Instante de libertad

Una niebla espesa flotaba en aquel pequeño pueblo, cubriendo el aire de una inusual humedad en aquellas noches otoñales. Por el suelo, hojas caídas de colores oscuros parecían apiñarse en busca de algo de calor. Entre la niebla, las farolas proyectaban una luz amarillenta que no conseguía iluminar demasiado el empedrado irregular. 

Ella miraba desde su ventana, mientras fumaba su prohibido cigarrillo al abrigo de la silenciosa brisa nocturna. Aquella noche el silencio era más intenso y duradero de lo habitual y la quietud resultaba ensordecedora, casi dolorosa. Sentía la adrenalina correr por sus venas, sabiéndose en peligro y temiendo ser descubierta en el alféizar de su ventana, el único reducto de libertad que le quedaba.
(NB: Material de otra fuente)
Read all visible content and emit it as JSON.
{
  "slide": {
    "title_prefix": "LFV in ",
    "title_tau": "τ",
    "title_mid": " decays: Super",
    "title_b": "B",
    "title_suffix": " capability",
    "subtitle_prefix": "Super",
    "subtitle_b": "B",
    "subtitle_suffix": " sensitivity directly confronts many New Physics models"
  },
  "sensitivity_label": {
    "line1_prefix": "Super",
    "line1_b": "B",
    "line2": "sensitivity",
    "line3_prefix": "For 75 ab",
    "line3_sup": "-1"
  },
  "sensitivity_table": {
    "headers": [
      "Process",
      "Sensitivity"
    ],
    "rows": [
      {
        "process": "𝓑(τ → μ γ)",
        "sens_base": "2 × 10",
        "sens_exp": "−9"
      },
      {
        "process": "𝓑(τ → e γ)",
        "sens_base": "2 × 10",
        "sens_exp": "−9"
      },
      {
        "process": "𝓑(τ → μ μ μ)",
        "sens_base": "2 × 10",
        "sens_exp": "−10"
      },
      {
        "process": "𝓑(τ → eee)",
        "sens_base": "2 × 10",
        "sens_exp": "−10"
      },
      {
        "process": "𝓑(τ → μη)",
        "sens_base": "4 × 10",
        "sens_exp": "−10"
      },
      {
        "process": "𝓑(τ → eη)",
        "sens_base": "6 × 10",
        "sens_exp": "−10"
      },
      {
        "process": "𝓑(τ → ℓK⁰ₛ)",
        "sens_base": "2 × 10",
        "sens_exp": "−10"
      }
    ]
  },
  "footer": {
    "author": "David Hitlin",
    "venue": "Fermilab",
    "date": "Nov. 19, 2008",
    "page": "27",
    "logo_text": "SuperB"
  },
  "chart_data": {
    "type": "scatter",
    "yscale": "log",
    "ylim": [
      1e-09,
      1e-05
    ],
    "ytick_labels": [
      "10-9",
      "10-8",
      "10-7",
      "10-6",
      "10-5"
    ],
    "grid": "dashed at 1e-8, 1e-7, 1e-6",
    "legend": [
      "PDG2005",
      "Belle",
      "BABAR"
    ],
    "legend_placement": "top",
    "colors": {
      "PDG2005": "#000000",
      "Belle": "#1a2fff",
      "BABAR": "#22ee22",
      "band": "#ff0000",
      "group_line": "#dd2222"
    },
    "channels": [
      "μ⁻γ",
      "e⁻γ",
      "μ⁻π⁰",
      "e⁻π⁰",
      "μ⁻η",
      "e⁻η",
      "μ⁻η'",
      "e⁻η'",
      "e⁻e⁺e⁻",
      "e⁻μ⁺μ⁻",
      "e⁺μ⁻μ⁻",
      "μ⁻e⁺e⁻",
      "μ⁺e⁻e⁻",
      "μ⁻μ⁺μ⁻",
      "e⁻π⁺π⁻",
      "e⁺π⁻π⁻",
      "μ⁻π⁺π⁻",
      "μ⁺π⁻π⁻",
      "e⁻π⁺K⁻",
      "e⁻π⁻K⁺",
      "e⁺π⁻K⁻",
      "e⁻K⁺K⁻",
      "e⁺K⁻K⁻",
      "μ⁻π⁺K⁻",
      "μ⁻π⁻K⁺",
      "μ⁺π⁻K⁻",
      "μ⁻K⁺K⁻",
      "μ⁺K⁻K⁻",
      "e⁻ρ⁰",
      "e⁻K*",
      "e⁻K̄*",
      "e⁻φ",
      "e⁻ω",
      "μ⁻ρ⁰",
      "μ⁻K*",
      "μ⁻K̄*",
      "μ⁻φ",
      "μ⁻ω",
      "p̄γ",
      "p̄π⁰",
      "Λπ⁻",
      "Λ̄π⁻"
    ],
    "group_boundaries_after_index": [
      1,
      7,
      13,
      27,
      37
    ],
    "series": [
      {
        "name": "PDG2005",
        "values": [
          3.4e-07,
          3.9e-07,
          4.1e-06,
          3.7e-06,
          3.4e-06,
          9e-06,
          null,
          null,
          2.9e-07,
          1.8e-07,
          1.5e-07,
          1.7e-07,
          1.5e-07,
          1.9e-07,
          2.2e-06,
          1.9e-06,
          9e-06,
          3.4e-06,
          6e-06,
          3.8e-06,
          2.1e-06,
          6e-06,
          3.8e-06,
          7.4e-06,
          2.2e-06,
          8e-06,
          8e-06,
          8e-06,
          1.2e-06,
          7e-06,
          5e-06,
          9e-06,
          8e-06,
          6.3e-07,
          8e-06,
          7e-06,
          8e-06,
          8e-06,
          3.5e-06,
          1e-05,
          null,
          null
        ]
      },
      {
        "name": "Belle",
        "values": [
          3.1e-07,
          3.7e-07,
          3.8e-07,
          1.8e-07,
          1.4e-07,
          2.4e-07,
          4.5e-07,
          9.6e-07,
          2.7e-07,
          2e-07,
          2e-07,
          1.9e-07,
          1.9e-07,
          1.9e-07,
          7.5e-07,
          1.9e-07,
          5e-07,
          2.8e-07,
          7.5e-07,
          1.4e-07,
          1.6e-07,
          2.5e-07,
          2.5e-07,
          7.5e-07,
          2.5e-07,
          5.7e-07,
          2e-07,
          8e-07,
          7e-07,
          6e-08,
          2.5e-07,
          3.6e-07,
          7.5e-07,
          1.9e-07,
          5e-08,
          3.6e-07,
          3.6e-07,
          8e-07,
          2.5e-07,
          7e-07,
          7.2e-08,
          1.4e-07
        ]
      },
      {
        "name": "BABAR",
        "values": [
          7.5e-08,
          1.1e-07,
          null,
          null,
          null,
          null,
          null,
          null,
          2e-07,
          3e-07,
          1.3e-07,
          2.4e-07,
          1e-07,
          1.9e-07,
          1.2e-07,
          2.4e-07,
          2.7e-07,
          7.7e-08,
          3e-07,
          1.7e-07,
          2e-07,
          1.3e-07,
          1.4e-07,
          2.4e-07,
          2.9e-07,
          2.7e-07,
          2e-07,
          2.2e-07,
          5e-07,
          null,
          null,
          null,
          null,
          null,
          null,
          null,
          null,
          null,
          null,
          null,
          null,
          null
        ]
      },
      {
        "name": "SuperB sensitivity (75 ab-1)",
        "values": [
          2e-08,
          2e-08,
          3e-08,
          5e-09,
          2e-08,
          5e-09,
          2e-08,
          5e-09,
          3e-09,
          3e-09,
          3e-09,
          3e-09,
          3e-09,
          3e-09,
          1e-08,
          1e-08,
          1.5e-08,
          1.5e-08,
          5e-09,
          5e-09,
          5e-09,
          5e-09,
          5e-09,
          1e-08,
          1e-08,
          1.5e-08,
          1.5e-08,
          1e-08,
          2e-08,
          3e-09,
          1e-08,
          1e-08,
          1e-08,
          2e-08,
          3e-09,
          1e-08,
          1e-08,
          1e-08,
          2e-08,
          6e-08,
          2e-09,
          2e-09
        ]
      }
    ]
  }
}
De pronto, en la inmensidad de la noche, envuelta en la propia niebla como estaba y camuflada por el tejado de su vivienda, lo vio. Cruzó un sendero pedregoso bordeado por altos pinos de hojas amenazantes y estirados troncos. El ágil caminar de ese hombre habría pasado desapercibido para cualquiera en aquella soñolienta noche, pero los ojos de ella estaban muy despiertos. Seguían atentos todo su recorrido.

Como un camaleón, parecía adoptar el aspecto de aquella niebla volátil y ambigua, moviéndose con rapidez entre las estrechas callejuelas que entrelazaban las casas de aquel desamparado paraje. De pronto, se detuvo en la inmensidad de la noche, en la linde de un espeso bosque salvaje a solo unos cincuenta metros de donde ella se encontraba. Su cigarro se había consumido casi en su totalidad y, aprovechando ese preciado instante de libertad, dio su última calada, cerrando los ojos y respirando profundamente, sintiendo el ardor que el humo le causaba en su garganta hasta llegar a sus pulmones mientras la humedad nocturna lo aliviaba al colarse por su nariz el frío aire de las montañas.

Sin embargo la noche oscura delató un punto rojo a lo alto de aquel tejado y él, con el cabello cubierto de una ligera humedad y su cuerpo en tensión por el frío, percibió ese diminuto haz de luz en mitad de la noche como si de un francotirador se tratara. Ella levantó los ojos para poder continuar su anónimo escrutinio y en el tiempo que duró aquella dulce calada, el hombre había desaparecido. En cuestión de segundos la noche lo había engullido y guardó su identidad con recelo. 

Buscó con ojos desesperados entre la niebla el cuerpo de aquel hombre, entre cada árbol del bosque que asomaba al fondo de su calle, entre los coches aparcados caprichosamente a lo largo de la carretera y entre las casas irregulares, buscando en sus portales y jardines, un indicio, un movimiento. Pero todo fue en vano y fue consciente de ello entonces.

Ella se fumó su última calada en el preciso instante en que él se esfumó para siempre, y con ello, toda posibilidad de averiguar la identidad de ese enigmático ser. Aquel instante de fugaz placer permaneció en su memoria con un regusto a derrota y, por ello, dejó su vicio. Creyó vengar así al misterioso hombre desaparecido pero, con ello, tampoco salió a su ventana y jamás supo que aquel hombre la esperaba, noche tras noche, en la linde del bosque al abrigo de la niebla.